Bovine entertainment…

By the time I got there – later than everyone else – the first thing I noticed was that we now have some new paths mown in the grass.  Mark has an ancient, but effective sit-on machine and had given it a test run. His paths are much narrower and more natural-looking, with curves instead of the relentless straight lines of the bigger machines.
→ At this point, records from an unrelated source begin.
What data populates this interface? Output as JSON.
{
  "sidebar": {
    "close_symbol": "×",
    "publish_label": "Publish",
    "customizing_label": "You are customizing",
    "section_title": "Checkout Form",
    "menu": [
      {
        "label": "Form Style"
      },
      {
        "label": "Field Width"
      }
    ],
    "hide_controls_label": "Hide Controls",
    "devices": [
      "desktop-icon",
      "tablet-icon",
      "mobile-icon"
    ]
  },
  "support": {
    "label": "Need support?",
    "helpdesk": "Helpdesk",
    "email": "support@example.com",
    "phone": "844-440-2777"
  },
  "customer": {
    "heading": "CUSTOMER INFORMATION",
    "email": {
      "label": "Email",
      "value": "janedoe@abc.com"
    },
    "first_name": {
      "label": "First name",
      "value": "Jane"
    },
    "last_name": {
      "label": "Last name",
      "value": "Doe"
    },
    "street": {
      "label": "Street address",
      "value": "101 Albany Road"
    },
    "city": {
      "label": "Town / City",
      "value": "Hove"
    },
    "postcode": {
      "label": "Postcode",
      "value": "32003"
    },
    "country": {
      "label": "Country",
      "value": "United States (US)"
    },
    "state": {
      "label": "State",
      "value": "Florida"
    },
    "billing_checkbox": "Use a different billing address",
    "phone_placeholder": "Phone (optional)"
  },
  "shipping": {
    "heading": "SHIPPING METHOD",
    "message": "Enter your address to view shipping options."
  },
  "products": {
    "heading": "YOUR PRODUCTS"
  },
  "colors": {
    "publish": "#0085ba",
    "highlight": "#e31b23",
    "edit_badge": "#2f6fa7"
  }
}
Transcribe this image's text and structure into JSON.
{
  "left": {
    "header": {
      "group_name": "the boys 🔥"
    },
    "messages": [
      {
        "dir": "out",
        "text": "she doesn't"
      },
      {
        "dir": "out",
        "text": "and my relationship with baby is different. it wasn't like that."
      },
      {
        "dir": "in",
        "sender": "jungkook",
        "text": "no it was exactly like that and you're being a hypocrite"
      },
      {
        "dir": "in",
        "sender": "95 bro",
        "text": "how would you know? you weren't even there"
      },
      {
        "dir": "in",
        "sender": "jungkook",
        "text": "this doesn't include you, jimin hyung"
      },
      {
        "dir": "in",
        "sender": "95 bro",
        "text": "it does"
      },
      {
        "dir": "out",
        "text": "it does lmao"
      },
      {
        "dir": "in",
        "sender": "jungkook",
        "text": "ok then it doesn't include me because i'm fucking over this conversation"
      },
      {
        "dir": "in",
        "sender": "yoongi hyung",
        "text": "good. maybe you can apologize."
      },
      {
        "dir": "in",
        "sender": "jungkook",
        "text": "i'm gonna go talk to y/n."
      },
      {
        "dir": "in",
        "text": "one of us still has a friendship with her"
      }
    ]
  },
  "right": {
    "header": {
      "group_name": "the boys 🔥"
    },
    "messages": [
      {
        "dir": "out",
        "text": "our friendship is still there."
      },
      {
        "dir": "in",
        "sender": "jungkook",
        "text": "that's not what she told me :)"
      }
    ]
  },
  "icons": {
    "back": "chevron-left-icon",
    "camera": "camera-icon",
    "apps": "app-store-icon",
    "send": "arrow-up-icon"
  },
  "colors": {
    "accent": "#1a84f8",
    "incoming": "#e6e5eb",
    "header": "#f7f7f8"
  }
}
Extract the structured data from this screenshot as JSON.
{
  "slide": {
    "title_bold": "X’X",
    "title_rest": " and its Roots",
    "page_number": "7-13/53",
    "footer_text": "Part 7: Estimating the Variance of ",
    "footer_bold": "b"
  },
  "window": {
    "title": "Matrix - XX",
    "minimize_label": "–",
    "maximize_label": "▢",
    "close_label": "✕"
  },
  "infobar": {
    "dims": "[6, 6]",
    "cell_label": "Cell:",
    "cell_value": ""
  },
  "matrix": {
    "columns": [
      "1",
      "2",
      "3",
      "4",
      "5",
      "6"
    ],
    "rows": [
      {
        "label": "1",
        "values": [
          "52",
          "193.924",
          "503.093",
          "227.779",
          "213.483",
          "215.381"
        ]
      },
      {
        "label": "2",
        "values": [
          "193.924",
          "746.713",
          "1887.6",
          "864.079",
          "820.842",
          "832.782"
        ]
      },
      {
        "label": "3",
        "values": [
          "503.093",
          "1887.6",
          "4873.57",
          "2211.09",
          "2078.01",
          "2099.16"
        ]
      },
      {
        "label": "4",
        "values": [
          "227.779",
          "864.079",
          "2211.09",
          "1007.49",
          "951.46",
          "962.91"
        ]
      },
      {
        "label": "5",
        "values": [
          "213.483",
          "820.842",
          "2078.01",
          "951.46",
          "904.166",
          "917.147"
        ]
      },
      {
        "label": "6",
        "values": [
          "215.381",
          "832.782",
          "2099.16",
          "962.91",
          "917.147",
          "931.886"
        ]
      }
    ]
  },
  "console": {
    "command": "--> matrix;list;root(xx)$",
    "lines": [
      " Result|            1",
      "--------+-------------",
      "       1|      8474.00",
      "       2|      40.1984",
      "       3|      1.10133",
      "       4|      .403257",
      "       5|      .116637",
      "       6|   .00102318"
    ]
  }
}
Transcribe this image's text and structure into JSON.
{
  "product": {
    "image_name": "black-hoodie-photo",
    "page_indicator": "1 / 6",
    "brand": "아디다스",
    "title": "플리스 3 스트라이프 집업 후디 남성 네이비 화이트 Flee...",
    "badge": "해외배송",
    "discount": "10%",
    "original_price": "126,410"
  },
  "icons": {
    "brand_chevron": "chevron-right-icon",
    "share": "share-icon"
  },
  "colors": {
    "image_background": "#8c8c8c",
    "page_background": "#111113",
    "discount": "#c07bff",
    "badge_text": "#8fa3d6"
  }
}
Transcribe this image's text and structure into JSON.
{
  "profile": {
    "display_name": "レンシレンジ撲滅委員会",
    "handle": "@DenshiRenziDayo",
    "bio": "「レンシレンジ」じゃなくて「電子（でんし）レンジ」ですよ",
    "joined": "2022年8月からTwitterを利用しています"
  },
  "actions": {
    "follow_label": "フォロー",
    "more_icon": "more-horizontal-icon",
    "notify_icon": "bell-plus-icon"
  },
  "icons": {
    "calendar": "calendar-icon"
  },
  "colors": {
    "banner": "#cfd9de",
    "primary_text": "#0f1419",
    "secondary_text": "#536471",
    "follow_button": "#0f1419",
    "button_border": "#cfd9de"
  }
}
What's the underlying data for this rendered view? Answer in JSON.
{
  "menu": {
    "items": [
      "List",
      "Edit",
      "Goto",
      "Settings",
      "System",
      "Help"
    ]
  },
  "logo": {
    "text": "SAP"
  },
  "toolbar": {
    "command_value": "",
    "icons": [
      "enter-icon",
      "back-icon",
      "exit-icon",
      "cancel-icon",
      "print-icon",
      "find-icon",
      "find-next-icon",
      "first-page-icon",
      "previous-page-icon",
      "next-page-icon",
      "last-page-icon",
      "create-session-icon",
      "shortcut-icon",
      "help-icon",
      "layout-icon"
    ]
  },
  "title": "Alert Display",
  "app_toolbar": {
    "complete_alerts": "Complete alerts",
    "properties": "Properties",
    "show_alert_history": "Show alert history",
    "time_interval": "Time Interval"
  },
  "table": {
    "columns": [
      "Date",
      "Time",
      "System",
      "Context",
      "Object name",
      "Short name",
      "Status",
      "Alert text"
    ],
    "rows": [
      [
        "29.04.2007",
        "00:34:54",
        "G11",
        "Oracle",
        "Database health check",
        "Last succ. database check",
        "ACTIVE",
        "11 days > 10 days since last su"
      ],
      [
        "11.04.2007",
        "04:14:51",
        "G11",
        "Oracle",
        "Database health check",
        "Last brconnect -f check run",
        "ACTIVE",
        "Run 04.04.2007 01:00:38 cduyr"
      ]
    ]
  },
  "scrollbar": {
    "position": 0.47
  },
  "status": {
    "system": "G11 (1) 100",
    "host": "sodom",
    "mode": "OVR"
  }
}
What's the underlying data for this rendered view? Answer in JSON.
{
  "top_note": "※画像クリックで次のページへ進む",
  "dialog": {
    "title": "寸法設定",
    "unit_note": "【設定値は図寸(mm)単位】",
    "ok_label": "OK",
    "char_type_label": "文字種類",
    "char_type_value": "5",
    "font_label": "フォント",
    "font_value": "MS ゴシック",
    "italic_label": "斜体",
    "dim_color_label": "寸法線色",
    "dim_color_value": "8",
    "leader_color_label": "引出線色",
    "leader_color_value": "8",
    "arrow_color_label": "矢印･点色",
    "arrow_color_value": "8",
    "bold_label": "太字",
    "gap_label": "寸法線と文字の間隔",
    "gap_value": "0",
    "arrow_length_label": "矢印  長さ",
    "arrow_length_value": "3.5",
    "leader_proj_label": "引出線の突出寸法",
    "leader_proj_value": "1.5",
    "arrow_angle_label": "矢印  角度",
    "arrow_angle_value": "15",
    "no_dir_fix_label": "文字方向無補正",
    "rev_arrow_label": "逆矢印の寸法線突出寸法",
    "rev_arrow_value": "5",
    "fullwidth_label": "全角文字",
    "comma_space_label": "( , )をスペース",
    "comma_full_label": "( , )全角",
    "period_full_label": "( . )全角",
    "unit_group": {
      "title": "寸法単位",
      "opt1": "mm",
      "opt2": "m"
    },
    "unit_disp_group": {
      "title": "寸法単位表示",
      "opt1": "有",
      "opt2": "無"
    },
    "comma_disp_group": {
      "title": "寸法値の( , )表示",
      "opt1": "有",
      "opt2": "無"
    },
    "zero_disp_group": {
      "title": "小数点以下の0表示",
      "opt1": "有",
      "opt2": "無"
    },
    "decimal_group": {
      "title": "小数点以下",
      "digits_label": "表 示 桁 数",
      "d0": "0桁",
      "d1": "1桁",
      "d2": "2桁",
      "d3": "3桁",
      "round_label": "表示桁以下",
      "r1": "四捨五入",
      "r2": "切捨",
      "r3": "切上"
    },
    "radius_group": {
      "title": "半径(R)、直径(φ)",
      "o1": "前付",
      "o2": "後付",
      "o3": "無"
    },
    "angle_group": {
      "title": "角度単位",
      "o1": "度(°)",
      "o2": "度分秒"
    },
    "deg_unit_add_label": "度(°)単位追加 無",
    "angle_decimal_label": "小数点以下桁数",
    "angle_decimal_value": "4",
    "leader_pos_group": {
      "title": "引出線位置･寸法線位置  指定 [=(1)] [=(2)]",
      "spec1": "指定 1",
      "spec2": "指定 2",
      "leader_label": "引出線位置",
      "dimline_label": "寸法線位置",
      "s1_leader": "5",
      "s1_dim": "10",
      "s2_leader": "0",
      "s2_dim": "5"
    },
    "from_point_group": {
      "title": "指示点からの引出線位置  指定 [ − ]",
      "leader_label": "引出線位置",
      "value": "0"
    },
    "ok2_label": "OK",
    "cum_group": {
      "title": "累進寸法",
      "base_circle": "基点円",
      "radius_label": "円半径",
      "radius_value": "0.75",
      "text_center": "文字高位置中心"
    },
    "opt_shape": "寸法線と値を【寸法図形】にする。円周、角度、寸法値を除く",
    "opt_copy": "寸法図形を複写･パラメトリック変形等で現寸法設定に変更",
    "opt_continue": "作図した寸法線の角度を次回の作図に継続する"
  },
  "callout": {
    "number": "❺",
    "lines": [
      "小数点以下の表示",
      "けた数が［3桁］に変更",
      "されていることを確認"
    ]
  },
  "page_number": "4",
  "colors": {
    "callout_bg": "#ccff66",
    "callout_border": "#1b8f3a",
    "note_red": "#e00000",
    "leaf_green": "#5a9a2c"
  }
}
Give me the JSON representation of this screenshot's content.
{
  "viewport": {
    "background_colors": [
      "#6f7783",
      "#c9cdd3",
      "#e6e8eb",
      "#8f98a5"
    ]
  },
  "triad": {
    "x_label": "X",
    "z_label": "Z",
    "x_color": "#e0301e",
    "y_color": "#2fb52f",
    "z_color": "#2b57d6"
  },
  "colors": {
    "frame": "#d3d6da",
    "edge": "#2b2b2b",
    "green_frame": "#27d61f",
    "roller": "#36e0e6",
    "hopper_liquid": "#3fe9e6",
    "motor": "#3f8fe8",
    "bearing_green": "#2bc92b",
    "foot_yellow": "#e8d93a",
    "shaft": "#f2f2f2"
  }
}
The drain explorers were already on their way back – the water site had been dealt with. It turns out that we’ll need to dig the pond in F4, instead of F5, which isn’t a problem – and may even be more aesthetically pleasing – because Jon had drawn the original one where it was, simply because he’d found a plant species that grows in damp soil …but if the field has been drained historically and we can remove those drains, it puts a different slant on things. The other piece of news is that there may even be a spring somewhere near the top, which would be a definite bonus. Apparently the idea is to dig a trench across the hill to find where the clay is lurking and therefore the best location. The cows were interested in everything that was going on…


Ancient -v- modern

Apart from the pond, the most urgent thing we’re faced with is the thistle problem. We knew they were there , but perhaps not in such quantity and we don’t want them to choke out everything else. It’s urgent because they’re already coming into flower and in no time at all – encouraged by this amazing spell of hot weather – will be seeding everywhere. We don’t expect to eradicate them in one session – or even one season – obviously, but something needs to be done – and fast. While we were discussing, it  Nick let slip that he can use a scythe – he said it’s therapeutic. Mark immediately offered to bring his strimmer along too (not an implement that’s remotely therapeutic in my opinion) and maybe it was something to do with having the meeting sitting in the pub garden in the sun, but we agreed to combine the two things – not least to see which thistle chopping method would be quicker and more effective.


Photographer at work

Nick had been scything for a while by this time, so Mark started at a disadvantage and what with one thing and another we didn’t get around to any comparisons. The main thing is that it was a productive couple of hours. Needless to say Rose took a much more comprehensive record of events than these few pictures from my phone and they’ll be posted in the gallery soon …won’t they, Rose?!

By the way, the trees in Haddon Wood are coming on nicely. Of course they’re very small – only a few are poking their heads above the tubes – and not all have survived, but there’s definite progress.